April 6, 2006 – the anti-climate dam of John Howard begins to crack…

On this day, sixth of April 2006, the “Australian Business Roundtable on Climate Change” released its first and I think only report, “The business case for early action,” a 25 page extravaganza of nice pictures and nice rhetoric..

The ABRCC was made up of insurance, banking and service sector outfits. (The manufacturing and extractive industries were conspicuously absent).

They were trying to combat the impression that John Howard, Prime Minister of Australia since March 1996, had been able to give of business was against climate action because it would destroy the economy.

It was not the first attempt to create a business pressure around climate action; WWF had been trying in 2003 or so. And of course, there were open letters and surveys and all sorts of other efforts before 2006.

Why it matters

Well, it doesn’t, but it reminds us that service sector (esp banking and insurance types, and sometimes “gas rather than coal” outfits are keen to seek out business opportunities, and to undermine the pro-coal/anti-carbon trading outfits. And that one of the ways they do that is via these sorts of gaudy one-offs…

What happened next

In retrospect, this report can be seen as one of the opening salvo softening up for what would happen later that year, which is one of these periodic explosions of concern about climate change that swept Kevin Rudd bless his cotton socks to power.
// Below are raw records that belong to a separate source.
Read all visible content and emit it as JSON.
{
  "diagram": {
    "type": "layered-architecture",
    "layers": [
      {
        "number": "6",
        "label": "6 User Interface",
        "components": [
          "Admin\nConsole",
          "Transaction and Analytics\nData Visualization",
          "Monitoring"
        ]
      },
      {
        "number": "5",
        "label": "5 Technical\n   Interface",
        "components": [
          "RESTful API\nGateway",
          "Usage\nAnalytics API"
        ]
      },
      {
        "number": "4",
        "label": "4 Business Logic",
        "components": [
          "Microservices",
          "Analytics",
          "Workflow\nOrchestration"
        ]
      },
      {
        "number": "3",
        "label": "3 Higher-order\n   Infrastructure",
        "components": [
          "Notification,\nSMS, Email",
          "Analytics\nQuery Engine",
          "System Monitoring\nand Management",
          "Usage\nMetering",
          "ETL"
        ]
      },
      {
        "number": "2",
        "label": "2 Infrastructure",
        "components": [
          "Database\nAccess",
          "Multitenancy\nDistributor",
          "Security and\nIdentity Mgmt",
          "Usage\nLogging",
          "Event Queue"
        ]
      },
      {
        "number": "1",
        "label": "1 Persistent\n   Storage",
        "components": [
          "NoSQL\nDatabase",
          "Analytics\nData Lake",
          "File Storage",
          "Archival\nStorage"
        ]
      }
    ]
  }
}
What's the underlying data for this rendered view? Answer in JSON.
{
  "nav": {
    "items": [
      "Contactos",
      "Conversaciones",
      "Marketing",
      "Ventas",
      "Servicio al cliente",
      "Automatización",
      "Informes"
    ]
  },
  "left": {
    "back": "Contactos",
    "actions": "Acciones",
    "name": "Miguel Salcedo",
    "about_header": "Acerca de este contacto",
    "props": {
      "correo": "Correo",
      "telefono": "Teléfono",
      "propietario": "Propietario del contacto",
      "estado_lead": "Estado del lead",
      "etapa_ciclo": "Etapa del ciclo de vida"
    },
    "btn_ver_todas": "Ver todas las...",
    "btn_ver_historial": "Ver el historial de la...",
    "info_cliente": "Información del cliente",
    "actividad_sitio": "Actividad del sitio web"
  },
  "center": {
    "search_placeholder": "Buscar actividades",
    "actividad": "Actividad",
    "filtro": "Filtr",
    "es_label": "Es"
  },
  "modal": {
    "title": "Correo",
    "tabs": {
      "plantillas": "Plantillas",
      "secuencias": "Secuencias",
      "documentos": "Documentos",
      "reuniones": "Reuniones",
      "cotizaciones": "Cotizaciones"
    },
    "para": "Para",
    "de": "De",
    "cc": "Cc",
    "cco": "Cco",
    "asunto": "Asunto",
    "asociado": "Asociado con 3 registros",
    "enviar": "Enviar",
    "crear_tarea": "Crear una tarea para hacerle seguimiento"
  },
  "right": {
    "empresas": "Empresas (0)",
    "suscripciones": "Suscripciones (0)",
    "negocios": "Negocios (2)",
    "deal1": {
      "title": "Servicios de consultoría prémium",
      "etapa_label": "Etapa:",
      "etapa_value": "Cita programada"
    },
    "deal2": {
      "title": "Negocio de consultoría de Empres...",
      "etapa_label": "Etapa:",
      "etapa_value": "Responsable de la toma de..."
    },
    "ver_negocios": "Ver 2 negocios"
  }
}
The ABCC to my knowledge to do much more. It had served its purpose. And once these loose coalitions have said their piece, it’s hard and “not worth it” to most of the members to start saying what they DON’T agree with – too much cost in co-ordinating, negotiating, reputation-managing for very little return. There are other ways to make their point, so these outfits tend to fold… 

Fun fact, the guy in charge of Westpac (big bank, and one of the signatories) at the time, David Morgan, is married to Ros Kelly, who was the third Australian was the the Australian Minister for the Environment back in 1990 when Australia made its first empty promise on emissions reductions. The Australian business elite have known about this issue for a very very long time.